Piramal Enterprises sold its domestic drug formulations business to Abbott Laboratories before selling its shares in Vodafone India to Vodafone Group Plc for $1.5 billion. That was 52 percent more than what was paid for the stake in the wireless service provider.
“You have to be dispassionate,” said Piramal, who is now monitoring the performance of the group’s imaging business. “You don’t have to get attached to your investment. Just because I’ve grown a pharmaceutical business, do I get attached to it? No.”
Piramal is now betting on stressed assets. The proportion of soured credit in India’s banking system has surged to a 16-year high of 11.5 percent as of March 31, central bank data show, with lenders being given a March 2017 deadline to clean up their balance sheets.
Piramal Enterprises and Bain Capital Credit are raising as much as $750 million to invest in soured credit. The two partners are also considering setting up an asset reconstruction company.
“To do that you will need specialized funds and specialized people like us,” Piramal said. “In the past we have done turnarounds.”
The rapid diversification has made it harder for investors and analysts to take a call on Piramal Enterprises’ stock. Only two brokerages have a rating on the stock compared with 33 in 2010 before the company sold its pharmaceutical business, data compiled by Bloomberg show.

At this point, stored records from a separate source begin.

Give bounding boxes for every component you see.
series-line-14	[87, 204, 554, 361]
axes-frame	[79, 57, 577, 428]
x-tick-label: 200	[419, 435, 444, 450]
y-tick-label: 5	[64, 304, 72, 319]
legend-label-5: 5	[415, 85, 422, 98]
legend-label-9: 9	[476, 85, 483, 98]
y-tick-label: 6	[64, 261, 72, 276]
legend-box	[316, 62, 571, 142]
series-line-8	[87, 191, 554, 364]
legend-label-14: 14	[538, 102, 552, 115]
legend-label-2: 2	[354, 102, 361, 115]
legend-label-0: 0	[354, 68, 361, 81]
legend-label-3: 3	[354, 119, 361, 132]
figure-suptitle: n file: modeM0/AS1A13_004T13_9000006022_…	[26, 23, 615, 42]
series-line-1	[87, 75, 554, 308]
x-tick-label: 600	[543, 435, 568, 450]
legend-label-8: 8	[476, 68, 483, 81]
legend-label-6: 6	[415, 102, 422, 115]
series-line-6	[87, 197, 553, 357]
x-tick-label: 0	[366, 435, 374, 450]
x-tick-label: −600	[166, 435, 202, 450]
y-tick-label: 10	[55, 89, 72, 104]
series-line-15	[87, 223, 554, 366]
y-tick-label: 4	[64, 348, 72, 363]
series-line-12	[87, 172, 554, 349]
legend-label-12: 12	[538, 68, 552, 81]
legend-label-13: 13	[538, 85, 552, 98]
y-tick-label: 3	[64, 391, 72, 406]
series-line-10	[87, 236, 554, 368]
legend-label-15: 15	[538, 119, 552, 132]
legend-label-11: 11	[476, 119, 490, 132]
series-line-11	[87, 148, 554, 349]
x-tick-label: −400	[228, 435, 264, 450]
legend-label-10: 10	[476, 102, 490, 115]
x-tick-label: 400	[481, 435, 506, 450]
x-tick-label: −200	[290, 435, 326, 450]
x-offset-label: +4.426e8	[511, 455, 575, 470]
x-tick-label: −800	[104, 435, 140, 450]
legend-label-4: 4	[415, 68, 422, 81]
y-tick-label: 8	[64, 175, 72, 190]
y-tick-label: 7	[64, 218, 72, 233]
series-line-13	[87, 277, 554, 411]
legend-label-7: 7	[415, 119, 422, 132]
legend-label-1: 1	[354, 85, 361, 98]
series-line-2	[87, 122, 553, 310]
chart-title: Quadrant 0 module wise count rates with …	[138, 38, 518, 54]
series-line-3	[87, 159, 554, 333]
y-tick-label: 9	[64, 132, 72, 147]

“It’s hard to know what’ll be the shape of Piramal Enterprises five years from now” given the divestitures and new investments recently, said Giriraj Daga, an analyst at Mumbai-based Visaria Securities Pvt. “It’s like investing in a private equity fund where you have to just believe that the Piramal management would have done their due diligence.”
So far Piramal’s strategy and his exits have made money for investors. Shares of Piramal Enterprises in the past five years have risen 433.5 percent compared with 72.2 percent increase in the benchmark S&P BSE Sensex. The shares fell 1.8 percent to 1,870.35 rupees in Mumbai.
“If you had invested a hundred thousand rupees when we came into pharmaceuticals in 1988, today it would be worth about 130 million rupees,” Piramal said. “So we believe we can create value for our investors.”